Wednesday, February 18, 2026

Grand jurors standing up to tyranny nationwide

Something extraordinary is happening in federal courthouses across America: Grand juries are exercising their power to reject criminal charges in high-profile cases, according to Chesa Boudin, the former San Francisco district attorney and Eric Fish a law professor at the University of California, Davis writing in   The New York Times.

In Washington, a grand jury refused to return a felony indictment against a man who threw a sandwich at a Customs and Border Protection officer during a crackdown ordered by President Trump. In Chicago, grand jurors have declined to indict in several felony cases stemming from a similar operation; prosecutors seemed to get the message and dismissed additional cases. In Minnesota, federal prosecutors have charged some demonstrators with misdemeanors in cases involving encounters with federal agents — and it is very likely that they did so in some cases because the prosecutors expected grand juries would reject felony charges.

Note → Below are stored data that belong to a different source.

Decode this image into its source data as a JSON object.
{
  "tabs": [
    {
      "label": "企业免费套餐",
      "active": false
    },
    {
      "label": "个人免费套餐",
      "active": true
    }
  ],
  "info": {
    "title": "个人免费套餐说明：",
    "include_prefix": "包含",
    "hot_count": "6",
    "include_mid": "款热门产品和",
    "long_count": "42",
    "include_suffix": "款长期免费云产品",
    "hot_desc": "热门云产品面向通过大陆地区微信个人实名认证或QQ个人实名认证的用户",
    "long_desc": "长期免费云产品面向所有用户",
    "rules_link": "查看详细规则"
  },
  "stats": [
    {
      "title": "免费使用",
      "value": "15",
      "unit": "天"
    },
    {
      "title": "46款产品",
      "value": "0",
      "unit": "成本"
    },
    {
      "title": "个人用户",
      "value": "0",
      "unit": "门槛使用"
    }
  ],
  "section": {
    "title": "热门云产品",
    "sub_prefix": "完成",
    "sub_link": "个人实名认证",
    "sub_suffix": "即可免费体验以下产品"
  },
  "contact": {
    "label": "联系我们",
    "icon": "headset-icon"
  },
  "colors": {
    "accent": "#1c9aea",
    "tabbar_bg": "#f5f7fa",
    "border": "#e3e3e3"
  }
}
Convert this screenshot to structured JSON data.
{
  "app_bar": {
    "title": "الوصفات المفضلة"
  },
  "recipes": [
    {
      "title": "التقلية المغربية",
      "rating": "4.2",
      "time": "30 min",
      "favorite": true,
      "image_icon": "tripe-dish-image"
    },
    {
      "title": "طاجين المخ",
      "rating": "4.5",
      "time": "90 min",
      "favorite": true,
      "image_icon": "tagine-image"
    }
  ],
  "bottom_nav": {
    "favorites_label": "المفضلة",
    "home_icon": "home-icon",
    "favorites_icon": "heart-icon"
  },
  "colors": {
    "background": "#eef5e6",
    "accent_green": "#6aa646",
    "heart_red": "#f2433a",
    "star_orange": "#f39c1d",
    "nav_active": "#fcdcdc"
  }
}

Federal grand juries in Virginia twice decided not to indict Letitia James, the New York attorney general, after a judge dismissed an initial case against her. Another federal grand jury in Virginia declined at least one charge against James Comey, the former F.B.I. director; the prosecutor later improperly filed a version of the indictment the full grand jury never saw.

This week, a grand jury rejected an effort by the U.S. attorney’s office in Washington to indict the six members of Congress who appeared last year in a video underscoring the obligation of service members to refuse illegal orders.